What to do?  Here's what Mr. French would do:

The prime solution to the present crisis is to force the closing of terrorist training outfits in Pakistan, and apply the law to those who organize and finance operations like the Mumbai massacres. Hafiz Saeed and other suspects should be sent to India to stand trial. The remark by Pakistan’s president, Asif Ali Zardari (a man whose history of shady business dealing makes him demonstrably unfit for high, or even low, office), that he did not think the terrorists came from Pakistan would be funny if it were not tragic.

The United States gives around $1 billion a year in military aid to Islamabad; that is leverage. It does the people of Pakistan no favors for Washington to allow their leaders to continue with the strategy of perpetual diversion, asking India to be patient while denying the true nature of the immediate terrorist threat. I received this e-mail message recently from a friend in Karachi: “Nowhere can get more depressing than Pakistan these days — barring some African failed states and Afghanistan.”

Sunday, December 7, 2008

Meanwhile in Pakistan there is widespread denial...but in the most unexpected places, a different reaction

The New York Times reports:

From Taliban commanders in the northwest to liberal businessmen in Islamabad, the capital, Pakistanis have this week been rallying around the flag. . .

"We may have a dispute with the Pakistan government, but we would set aside our differences if our homeland was threatened by outside powers," said Maulvi Nazir, head of a powerfulPakistani Taliban splinter group in the tribal area of South Waziristan. "We would raise a force of 15,000 tribal Taliban to fight on the side of Pakistan's armed forces. We would infiltrate 500 suicide bombers into India to cause havoc there."

That promise of assistance has not gone unnoticed in Islamabad.

In a briefing with reporters after the Mumbai attacks, several top officials of Pakistan'sInter-Services Intelligence agency, or ISI, said they welcomed the offers of support from Nazir and Taliban leaders such as Baitullah Mehsud.

Only a year ago, Mehsud, who reportedly commands thousands of foot soldiers in his native South Waziristan, was Pakistan's most wanted man. Days after the assassination of former Pakistani prime minister Benazir Bhutto, Mehsud's name surfaced as the possible perpetrator of the Dec. 27 bomb attack that killed her.

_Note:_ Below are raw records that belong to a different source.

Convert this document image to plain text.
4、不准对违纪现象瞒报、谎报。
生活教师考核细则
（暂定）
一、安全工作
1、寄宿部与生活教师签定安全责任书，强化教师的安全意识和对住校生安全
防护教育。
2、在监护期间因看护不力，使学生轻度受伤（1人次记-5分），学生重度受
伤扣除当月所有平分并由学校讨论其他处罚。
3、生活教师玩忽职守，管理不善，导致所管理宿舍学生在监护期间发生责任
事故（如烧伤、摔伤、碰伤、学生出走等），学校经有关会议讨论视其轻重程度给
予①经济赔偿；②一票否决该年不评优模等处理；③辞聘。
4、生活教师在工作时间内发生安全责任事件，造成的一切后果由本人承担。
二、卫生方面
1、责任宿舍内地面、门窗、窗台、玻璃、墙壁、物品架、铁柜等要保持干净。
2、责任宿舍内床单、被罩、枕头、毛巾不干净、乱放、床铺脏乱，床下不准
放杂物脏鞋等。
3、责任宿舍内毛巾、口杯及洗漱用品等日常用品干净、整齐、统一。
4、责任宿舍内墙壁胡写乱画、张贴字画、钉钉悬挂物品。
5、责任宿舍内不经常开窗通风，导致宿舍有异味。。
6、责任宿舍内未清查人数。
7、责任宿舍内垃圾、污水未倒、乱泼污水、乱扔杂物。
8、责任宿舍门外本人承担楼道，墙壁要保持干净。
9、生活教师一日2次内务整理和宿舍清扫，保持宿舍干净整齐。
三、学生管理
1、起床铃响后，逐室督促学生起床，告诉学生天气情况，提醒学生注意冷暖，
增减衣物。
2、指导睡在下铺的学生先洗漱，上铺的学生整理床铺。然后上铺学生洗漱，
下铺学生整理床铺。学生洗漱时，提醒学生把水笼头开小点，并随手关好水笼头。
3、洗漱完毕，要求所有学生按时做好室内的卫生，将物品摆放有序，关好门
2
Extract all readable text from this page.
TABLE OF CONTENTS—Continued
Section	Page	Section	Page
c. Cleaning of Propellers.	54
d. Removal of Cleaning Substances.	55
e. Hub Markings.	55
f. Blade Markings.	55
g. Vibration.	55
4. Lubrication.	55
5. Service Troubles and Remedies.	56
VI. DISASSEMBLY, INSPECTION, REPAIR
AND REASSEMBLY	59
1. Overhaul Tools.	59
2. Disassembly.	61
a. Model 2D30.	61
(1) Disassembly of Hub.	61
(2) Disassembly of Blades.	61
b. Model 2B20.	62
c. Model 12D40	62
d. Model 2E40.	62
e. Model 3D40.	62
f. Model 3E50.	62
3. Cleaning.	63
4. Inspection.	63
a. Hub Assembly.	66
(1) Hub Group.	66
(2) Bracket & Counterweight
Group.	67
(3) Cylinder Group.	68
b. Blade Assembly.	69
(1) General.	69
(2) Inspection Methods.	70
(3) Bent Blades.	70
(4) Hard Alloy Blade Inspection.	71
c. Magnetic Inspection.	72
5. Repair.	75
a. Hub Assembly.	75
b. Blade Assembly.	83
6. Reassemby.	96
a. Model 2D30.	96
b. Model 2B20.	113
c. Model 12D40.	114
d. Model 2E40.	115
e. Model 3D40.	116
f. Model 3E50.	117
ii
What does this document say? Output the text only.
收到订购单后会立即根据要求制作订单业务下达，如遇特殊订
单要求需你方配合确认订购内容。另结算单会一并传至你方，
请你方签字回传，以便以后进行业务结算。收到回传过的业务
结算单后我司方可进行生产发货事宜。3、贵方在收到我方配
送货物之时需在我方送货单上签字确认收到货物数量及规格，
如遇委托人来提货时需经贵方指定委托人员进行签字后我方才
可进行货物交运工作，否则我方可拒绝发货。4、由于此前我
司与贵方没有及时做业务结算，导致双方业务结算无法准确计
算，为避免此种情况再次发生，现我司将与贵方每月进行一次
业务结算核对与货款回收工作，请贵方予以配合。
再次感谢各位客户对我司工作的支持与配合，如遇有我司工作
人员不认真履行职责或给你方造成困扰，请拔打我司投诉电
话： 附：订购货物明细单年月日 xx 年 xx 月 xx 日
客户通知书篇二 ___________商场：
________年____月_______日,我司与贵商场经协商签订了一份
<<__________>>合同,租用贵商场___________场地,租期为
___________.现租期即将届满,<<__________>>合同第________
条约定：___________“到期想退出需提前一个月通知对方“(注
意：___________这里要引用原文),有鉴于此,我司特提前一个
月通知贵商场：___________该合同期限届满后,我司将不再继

The story does not end here (fortunately). As the Times went on to report, there's a story behind this story. Quoting one Rahimullah Yusufzai, a Pakistani journalist based out of Peshawar, the capital of the North-West Frontier Province and the administrative center of the Federally Administered Tribal Areas of Pakistan - a.k.a. Taliban country - the Times continued:

"Right now, these are only statements. They are offering support, but they are also saying that in return for their support the military must stop its operations in the tribal areas, in Swat and other places," Yusufzai said. "They are trying to seize the moment and say, 'Look we're not anti-state, not anti-Pakistan.' But the government has to be careful. It should not respond by pulling out troops."

Many ordinary people in northwestern cities such as Peshawar are wary of expressions of national unity and more inclined to empathize with India's position, Yusufzai said. Hundreds of civilians have been killed and wounded in insurgent attacks this year, and the mounting violence has sensitized the population to the government's failure to rein in terrorists within Pakistan.

"There is a feeling that these jihadi groups need to be cut down to size," Yusufzai said. "People here have seen up close the results of their activities, so they are probably more inclined to believe some of the Indian accusations."